What doesn't help is that there are no definite timelines yet for competitive football to begin in India. The national domestic schedule has been chalked out from August 1 to May 2021, but the Indian Super League (ISL) isn't expected to begin until October at the earliest. India's rescheduled qualifier against Qatar at home is also pencilled in for October 8, and this makes the pacing of all training important.
"I try to train out on the pitch two to three times a week, and since the gyms are open, I go to the gym as well and try to get some fitness training done," says Sandhu, who has won the Golden Glove in the ISL for successive seasons now. "Right now, because I am fortunate to be training, I have to keep in mind that I don't overdo it. So what I do is, for two weeks I go hard, almost every single day, and then I take a weekend off. That's how I try to pace it."
Communication with his teammates back home has been minimal, says Sandhu, though he took notice of captain Sunil Chhetri's social media posts about training at the Inspire Institute of Sport earlier in the month. "Some of the people, like Rahul Bheke and Kean Lewis in Mumbai, they've started to come out a little bit. Sandesh Jhingan is in Chandigarh, but I have not been able to talk to any single player.
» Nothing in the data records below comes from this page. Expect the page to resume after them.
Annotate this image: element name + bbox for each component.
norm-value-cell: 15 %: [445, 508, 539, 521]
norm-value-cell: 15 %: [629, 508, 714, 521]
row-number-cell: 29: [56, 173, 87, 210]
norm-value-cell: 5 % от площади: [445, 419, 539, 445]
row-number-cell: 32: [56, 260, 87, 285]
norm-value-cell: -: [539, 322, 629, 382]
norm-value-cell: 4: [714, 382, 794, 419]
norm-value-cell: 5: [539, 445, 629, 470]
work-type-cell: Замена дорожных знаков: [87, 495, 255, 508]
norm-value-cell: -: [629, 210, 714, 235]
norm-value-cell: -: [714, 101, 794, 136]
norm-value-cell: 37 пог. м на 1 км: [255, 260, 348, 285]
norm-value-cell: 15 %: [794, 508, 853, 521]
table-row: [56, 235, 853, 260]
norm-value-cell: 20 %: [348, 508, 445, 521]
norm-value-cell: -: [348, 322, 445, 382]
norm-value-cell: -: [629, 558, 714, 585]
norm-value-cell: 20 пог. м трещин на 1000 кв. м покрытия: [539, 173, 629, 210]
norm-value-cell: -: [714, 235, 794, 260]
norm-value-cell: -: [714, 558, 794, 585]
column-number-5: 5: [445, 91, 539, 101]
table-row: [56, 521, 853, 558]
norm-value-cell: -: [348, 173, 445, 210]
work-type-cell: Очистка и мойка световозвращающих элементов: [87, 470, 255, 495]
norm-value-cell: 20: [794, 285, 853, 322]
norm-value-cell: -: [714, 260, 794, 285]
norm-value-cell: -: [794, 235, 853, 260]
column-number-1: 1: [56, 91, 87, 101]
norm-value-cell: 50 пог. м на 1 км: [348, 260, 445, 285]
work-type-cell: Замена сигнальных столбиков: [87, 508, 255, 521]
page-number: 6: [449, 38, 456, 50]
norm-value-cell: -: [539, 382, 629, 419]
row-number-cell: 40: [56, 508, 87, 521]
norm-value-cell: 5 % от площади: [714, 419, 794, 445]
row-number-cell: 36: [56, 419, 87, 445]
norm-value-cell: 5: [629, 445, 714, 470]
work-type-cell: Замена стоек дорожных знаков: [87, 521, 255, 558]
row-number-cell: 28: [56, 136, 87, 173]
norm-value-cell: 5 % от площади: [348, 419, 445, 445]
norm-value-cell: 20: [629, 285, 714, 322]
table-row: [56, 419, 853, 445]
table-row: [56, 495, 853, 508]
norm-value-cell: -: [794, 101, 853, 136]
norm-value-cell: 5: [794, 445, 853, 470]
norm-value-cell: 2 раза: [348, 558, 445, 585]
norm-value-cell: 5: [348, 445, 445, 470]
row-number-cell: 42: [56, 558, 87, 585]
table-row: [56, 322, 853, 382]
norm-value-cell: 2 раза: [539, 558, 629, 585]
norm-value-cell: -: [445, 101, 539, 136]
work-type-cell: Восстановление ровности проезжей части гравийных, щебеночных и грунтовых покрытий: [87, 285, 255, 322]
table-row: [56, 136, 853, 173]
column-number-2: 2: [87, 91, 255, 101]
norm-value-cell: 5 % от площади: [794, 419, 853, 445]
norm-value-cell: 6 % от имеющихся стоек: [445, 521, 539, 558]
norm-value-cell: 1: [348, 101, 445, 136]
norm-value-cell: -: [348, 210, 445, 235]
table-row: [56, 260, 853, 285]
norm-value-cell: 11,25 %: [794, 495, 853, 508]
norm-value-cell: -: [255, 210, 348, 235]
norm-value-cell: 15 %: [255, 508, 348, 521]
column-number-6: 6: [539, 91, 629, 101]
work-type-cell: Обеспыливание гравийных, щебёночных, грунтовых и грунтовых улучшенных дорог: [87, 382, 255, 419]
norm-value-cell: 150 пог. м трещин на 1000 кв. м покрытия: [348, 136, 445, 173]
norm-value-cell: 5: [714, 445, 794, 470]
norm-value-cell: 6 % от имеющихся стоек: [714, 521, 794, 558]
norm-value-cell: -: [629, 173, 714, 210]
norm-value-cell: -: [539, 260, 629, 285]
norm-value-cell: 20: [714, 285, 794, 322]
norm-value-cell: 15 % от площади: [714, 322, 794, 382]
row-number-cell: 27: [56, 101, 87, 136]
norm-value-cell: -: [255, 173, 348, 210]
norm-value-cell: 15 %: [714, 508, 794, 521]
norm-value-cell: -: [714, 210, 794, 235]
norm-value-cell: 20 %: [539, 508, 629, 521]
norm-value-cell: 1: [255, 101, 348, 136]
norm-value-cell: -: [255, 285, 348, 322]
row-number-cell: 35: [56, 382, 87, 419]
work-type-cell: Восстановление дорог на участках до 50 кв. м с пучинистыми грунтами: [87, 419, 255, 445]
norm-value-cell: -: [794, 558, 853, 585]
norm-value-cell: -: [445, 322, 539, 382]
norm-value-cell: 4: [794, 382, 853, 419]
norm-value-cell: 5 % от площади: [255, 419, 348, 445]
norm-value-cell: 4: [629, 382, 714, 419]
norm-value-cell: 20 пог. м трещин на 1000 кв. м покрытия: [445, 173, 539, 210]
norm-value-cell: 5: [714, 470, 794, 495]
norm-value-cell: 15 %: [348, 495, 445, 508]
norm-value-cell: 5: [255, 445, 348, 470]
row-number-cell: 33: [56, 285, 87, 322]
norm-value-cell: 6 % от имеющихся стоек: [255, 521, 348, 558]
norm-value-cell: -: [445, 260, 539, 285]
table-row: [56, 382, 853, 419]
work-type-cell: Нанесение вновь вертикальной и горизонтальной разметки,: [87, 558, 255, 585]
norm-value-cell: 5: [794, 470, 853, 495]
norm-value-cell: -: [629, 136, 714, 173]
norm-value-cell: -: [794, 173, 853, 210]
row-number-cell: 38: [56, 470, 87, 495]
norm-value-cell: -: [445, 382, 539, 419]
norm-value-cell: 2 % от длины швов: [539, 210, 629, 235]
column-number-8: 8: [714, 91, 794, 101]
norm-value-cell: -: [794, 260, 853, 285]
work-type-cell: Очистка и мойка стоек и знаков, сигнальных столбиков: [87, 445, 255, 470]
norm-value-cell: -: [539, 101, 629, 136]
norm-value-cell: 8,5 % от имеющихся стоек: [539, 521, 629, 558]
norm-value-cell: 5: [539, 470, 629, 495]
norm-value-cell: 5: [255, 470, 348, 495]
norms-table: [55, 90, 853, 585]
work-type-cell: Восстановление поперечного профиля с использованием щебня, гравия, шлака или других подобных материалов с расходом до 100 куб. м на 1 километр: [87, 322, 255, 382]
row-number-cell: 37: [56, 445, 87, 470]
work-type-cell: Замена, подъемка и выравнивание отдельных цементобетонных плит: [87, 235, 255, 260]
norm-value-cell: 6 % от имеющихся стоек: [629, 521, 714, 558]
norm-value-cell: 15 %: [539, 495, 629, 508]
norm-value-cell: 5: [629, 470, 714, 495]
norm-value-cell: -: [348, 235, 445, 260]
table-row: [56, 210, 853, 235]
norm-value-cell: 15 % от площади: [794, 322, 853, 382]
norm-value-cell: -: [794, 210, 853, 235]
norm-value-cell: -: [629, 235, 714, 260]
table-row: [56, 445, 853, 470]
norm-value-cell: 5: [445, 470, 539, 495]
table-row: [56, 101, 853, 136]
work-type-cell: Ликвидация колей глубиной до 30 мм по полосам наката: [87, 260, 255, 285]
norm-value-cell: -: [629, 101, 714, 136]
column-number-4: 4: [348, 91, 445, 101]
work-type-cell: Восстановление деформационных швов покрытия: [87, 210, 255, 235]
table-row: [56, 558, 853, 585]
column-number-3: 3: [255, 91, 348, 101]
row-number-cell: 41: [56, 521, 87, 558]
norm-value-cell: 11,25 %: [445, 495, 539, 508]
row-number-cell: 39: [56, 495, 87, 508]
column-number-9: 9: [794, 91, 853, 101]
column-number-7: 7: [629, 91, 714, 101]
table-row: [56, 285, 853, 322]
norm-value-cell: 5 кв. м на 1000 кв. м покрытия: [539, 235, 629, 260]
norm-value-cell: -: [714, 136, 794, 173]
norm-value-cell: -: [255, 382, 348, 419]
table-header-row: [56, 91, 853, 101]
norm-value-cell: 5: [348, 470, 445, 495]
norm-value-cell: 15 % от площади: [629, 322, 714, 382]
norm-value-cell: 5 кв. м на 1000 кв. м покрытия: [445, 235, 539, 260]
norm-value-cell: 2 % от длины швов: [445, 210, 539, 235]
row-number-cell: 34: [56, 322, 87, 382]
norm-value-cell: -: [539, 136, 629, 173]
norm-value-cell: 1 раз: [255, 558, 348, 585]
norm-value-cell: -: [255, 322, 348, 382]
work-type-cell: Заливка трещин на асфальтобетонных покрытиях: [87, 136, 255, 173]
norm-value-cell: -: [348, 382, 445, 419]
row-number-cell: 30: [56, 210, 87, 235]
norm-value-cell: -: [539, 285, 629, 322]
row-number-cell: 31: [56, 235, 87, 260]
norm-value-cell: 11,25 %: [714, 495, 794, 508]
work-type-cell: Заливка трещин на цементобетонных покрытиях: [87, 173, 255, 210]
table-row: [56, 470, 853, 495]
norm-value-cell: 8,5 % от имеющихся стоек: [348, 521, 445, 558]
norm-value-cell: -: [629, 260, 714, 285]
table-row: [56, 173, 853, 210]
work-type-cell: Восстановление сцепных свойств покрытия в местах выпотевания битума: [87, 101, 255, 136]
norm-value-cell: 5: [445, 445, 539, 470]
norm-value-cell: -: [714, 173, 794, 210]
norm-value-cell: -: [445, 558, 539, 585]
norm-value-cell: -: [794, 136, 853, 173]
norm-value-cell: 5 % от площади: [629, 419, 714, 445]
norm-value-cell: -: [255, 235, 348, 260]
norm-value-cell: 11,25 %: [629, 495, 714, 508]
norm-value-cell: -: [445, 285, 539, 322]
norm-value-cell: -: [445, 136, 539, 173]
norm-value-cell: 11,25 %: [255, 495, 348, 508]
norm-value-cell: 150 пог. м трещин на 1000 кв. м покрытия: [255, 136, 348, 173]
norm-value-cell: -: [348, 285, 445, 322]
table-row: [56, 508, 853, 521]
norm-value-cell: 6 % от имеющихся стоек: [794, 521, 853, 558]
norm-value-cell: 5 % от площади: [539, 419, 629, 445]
"It's weird. We don't have an answer on when things will come back to normal, and when will we start competing, because things are still pretty bad in India. You can't really do much regarding sports in this kind of situation, because our sport needs all locations of India. Teams are based everywhere, and some of the locations are hit hard, so you can't resume play."
In the meantime, it's his friendship with Paartalu, one of BFC's most consistent performers in recent seasons, that keeps him going.
"If Erik wasn't there, and if I wasn't there for Erik, it would have been not that easy," says Sandhu. "Especially for me, because I am not from Australia. He has his trainers, so I have that connection, and I have been able to use that to my advantage."